University College London (UCL) Medical Research Council (MRC) Unit for Lifelong Health and AgeingUniversity College London London United Kingdom.
UCL Institute of Cardiovascular Science University College London London United Kingdom.
J Am Heart Assoc. 2021 Oct 5;10(19):e021877. doi: 10.1161/JAHA.121.021877. Epub 2021 Sep 25.
Background This study explored the association between childhood bradycardia and later-life cardiac phenotype using longitudinal data from the 1946 National Survey of Health and Development (NSHD) birth cohort. Methods and Results Resting heart rate was recorded at 6 and 7 years of age to provide the bradycardia exposure defined as a childhood resting heart rate <75 bpm. Three outcomes were studied: (1) echocardiographic data at 60 to 64 years of age, consisting of ejection fraction, left ventricular mass index, myocardial contraction fraction index, and E/e'; (2) electrocardiographic evidence of atrioventricular or ventricular conduction defects by 60 to 64 years of age; and (3) all-cause and cardiovascular mortality. Generalized linear models or Cox regression models were used, and adjustment was made for relevant demographic and health-related covariates, and for multiple testing. Mixed generalized linear models and fractional polynomials were used as sensitivity analyses. One in 3 older adults with atrioventricular conduction defects had been bradycardic in childhood, with defects being serious (Mobitz type II second-degree atrioventricular block or higher) in 12%. In fully adjusted models, childhood bradycardia was associated with 2.91 higher odds of atrioventricular conduction defects (95% CI, 1.59-5.31; =0.0005). Associations persisted in random coefficients mixed generalized linear models (odds ratio, 2.50; 95% CI, 1.01-4.31). Fractional polynomials confirmed a linear association between the log odds of atrioventricular conduction defects at 60 to 64 years of age and resting heart rate at 7 years of age. There was no association between bradycardia in childhood and mortality outcomes or with echocardiographic parameters and ventricular conduction defects in older age. Conclusions Longitudinal birth cohort data indicate that childhood bradycardia trebles the odds of having atrioventricular conduction defects in older age, 88% of which are benign. In addition, it does not influence mortality or heart size and function. Future research should concentrate on identifying children at risk.

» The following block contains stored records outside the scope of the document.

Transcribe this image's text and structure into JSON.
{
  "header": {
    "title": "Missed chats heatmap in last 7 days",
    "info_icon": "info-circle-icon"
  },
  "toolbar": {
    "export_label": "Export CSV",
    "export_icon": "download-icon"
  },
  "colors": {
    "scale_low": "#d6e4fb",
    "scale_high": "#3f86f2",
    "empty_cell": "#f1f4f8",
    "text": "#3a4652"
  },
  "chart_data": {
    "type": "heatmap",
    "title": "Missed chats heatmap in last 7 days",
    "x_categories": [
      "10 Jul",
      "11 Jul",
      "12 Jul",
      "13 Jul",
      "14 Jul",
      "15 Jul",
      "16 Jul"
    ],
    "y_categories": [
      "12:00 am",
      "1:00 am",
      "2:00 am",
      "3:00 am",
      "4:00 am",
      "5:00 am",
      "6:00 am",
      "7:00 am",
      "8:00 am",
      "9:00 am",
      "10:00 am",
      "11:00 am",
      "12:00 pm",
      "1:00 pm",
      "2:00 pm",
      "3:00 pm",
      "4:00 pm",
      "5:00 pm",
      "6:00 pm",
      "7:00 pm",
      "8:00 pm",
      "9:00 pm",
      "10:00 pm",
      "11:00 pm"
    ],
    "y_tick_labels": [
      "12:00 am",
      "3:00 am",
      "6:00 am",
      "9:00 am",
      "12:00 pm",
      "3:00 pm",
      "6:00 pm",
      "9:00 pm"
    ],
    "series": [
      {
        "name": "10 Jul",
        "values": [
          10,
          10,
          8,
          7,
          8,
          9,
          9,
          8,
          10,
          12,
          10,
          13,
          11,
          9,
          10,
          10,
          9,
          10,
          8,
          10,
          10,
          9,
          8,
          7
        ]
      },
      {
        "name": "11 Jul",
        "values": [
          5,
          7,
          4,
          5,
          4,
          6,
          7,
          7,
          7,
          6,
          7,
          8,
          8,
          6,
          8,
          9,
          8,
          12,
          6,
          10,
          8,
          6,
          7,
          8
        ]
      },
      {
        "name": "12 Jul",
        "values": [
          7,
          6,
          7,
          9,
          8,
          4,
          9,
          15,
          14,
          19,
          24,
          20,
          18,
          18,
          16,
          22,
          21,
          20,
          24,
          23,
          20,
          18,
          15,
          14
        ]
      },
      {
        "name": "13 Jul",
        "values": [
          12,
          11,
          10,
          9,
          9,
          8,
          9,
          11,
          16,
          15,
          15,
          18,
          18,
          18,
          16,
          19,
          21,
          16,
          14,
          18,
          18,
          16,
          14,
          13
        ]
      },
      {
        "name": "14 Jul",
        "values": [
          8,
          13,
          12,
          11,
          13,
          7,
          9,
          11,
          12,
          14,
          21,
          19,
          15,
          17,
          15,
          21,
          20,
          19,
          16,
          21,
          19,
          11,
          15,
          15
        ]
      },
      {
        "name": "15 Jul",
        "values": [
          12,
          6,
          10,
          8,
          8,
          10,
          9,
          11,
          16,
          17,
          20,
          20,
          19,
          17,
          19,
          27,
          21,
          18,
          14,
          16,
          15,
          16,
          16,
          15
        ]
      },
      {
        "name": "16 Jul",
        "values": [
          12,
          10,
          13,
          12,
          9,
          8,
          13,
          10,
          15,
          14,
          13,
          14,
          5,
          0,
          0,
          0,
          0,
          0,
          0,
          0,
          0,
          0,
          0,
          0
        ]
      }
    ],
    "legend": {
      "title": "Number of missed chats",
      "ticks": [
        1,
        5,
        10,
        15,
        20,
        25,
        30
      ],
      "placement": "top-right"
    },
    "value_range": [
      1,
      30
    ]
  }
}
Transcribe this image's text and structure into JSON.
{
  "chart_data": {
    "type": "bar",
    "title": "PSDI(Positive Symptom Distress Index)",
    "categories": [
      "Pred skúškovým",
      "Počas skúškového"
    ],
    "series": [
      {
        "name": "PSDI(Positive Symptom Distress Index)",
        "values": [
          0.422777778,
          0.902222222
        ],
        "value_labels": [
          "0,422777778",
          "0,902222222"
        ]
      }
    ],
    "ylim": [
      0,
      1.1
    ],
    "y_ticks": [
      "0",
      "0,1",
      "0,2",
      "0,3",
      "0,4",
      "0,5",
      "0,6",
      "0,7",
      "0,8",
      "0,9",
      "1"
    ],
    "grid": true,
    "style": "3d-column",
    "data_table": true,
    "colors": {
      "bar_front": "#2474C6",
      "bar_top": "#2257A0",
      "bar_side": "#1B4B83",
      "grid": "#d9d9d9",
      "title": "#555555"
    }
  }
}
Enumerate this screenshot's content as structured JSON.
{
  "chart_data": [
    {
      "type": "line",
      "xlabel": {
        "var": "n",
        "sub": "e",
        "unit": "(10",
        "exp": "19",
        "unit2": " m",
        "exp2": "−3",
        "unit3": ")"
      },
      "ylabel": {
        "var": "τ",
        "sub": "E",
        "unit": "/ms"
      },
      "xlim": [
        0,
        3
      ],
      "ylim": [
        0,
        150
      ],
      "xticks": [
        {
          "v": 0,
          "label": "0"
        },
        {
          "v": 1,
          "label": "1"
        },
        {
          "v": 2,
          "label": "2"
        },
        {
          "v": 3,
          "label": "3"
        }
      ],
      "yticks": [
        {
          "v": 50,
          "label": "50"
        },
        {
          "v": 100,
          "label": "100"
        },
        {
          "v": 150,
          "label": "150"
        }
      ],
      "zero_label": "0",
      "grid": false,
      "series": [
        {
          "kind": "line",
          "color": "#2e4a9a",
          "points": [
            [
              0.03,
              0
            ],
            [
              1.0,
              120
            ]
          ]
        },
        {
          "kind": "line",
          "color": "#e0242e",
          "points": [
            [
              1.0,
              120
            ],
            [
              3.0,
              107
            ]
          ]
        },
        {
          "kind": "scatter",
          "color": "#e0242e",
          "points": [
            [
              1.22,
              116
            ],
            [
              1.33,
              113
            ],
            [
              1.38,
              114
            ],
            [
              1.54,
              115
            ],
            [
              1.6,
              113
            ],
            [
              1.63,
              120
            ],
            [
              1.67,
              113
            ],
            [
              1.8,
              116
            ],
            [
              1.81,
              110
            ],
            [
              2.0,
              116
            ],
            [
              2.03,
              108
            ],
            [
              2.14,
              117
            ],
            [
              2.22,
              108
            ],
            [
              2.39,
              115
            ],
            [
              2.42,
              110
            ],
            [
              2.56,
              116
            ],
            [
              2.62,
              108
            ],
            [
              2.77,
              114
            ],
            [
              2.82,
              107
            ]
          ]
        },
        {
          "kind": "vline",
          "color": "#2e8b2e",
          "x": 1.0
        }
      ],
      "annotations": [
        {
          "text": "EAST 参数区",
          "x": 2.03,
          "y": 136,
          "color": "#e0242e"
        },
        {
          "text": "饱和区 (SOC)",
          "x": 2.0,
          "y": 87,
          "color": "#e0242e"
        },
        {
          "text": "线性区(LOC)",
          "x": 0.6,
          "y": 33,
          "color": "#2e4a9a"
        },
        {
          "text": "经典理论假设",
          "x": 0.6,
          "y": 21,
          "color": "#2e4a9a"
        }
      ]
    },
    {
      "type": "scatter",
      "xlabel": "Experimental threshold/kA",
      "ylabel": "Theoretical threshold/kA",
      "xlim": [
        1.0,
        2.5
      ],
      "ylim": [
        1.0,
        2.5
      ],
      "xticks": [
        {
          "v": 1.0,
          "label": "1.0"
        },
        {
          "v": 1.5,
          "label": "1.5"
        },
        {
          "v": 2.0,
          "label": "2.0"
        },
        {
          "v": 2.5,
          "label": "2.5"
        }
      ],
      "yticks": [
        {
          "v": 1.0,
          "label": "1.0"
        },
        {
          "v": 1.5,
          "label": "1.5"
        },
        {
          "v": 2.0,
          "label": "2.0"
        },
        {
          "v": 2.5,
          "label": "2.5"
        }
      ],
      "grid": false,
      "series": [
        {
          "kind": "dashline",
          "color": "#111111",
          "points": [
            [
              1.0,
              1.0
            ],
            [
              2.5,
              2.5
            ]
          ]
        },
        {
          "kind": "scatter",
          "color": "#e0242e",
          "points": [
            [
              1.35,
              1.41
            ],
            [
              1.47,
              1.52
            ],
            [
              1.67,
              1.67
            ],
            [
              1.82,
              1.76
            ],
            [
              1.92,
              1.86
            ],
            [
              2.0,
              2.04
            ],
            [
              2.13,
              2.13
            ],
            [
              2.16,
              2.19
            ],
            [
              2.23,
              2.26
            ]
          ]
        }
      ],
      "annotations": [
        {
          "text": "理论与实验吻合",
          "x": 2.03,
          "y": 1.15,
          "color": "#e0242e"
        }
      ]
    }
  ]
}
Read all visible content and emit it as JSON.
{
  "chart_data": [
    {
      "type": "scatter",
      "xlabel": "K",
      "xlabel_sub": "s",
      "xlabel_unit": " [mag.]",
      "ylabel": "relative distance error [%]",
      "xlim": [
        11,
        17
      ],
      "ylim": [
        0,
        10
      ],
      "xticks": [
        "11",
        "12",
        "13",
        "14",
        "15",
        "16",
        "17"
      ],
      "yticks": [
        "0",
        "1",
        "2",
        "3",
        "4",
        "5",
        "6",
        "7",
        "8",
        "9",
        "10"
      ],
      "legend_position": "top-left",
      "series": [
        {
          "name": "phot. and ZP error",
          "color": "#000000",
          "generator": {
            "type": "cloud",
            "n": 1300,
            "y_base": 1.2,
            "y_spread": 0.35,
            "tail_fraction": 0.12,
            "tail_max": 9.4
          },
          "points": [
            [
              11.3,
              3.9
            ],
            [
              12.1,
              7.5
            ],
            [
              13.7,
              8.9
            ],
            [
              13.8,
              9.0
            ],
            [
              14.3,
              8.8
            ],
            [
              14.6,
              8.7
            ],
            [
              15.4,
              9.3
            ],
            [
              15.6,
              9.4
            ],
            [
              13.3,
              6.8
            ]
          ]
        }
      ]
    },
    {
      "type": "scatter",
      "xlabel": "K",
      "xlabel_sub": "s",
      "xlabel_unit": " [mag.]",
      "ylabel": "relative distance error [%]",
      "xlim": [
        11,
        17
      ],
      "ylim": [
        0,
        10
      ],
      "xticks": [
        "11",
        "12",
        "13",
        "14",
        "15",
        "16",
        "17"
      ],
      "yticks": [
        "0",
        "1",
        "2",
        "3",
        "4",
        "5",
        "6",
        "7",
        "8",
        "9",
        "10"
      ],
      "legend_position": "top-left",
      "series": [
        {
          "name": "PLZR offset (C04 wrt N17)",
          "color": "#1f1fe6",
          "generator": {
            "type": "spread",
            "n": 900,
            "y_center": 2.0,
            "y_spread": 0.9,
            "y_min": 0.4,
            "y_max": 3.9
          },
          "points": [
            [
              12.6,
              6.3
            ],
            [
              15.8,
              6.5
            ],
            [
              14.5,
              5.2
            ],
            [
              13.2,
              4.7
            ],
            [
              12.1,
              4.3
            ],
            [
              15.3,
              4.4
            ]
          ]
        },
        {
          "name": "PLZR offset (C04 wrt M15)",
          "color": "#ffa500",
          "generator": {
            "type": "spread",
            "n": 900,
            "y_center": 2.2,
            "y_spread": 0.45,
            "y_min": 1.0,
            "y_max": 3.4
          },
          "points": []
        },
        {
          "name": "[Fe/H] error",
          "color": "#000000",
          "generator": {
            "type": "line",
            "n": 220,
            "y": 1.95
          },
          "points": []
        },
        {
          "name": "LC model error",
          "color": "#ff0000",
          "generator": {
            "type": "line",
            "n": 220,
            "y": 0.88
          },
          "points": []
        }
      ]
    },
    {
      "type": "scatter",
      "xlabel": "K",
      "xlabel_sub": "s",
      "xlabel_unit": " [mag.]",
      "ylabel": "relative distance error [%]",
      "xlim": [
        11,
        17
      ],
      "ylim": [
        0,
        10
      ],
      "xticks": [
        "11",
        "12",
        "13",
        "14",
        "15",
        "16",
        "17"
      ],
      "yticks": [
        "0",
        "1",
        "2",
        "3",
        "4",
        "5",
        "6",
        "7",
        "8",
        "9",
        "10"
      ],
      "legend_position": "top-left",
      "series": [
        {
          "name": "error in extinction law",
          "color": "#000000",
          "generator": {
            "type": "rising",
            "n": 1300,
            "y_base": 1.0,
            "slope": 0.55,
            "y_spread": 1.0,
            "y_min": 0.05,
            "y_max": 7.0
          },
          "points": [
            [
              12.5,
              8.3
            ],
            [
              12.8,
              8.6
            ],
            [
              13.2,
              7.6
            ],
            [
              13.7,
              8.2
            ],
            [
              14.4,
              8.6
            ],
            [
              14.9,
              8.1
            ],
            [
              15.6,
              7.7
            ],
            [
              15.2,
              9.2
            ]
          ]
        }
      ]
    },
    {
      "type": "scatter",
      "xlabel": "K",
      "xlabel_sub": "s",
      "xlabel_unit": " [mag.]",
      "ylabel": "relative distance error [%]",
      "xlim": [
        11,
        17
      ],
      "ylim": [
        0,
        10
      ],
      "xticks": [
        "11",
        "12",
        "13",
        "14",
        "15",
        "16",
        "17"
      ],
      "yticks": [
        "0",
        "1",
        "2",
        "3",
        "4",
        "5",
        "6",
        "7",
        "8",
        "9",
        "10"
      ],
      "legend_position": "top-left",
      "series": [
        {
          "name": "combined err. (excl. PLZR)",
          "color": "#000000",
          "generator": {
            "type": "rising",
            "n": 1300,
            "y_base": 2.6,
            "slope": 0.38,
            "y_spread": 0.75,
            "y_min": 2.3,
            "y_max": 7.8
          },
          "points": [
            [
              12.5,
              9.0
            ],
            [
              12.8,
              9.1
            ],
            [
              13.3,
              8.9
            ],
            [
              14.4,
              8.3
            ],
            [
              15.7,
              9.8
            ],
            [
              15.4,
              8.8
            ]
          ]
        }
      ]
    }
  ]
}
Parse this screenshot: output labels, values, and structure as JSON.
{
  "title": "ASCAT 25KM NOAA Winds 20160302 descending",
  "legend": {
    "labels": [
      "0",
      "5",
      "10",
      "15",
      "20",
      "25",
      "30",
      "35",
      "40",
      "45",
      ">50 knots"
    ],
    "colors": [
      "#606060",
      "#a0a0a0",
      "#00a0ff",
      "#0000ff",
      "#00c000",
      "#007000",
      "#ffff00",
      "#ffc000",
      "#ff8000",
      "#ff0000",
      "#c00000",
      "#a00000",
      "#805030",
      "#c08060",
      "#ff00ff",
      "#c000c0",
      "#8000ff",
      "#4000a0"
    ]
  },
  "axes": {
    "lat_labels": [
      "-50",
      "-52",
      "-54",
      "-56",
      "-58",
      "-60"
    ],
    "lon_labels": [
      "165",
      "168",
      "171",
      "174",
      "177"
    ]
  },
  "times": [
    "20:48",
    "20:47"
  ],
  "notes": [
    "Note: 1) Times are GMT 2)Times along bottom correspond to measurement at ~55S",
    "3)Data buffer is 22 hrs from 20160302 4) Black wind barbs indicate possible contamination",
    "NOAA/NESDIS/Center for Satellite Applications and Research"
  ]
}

背景 本研究利用 1946 年国民健康与发展纵向调查(NSHD)出生队列的纵向数据,探讨了儿童期心动过缓与晚年心脏表型之间的关系。
方法和结果 在 6 岁和 7 岁时记录静息心率,以提供心动过缓暴露,定义为儿童静息心率<75 次/分。研究了三种结局:(1)60-64 岁时的超声心动图数据,包括射血分数、左心室质量指数、心肌收缩分数指数和 E/e';(2)60-64 岁时的房室或室性传导缺陷的心电图证据;(3)全因和心血管死亡率。使用广义线性模型或 Cox 回归模型进行分析,并对相关人口统计学和健康相关协变量以及多次检验进行了调整。混合广义线性模型和分数多项式用于敏感性分析。在有房室传导缺陷的老年成年人中,有 1/3 的人在儿童期曾出现心动过缓,其中 12%的人存在严重的房室传导缺陷(莫氏Ⅱ型二度房室传导阻滞或更严重)。在完全调整的模型中,儿童期心动过缓与房室传导缺陷的发生风险增加 2.91 倍(95%CI,1.59-5.31;=0.0005)。在随机系数混合广义线性模型中,相关性仍然存在(比值比,2.50;95%CI,1.01-4.31)。分数多项式证实了 60-64 岁时房室传导缺陷的对数几率与 7 岁时静息心率之间存在线性关系。儿童期心动过缓与死亡率或老年时的超声心动图参数和室性传导缺陷之间没有关联。
结论 纵向出生队列数据表明,儿童期心动过缓使老年人发生房室传导缺陷的几率增加两倍,其中 88%为良性。此外,它不会影响死亡率或心脏大小和功能。未来的研究应集中在识别有风险的儿童。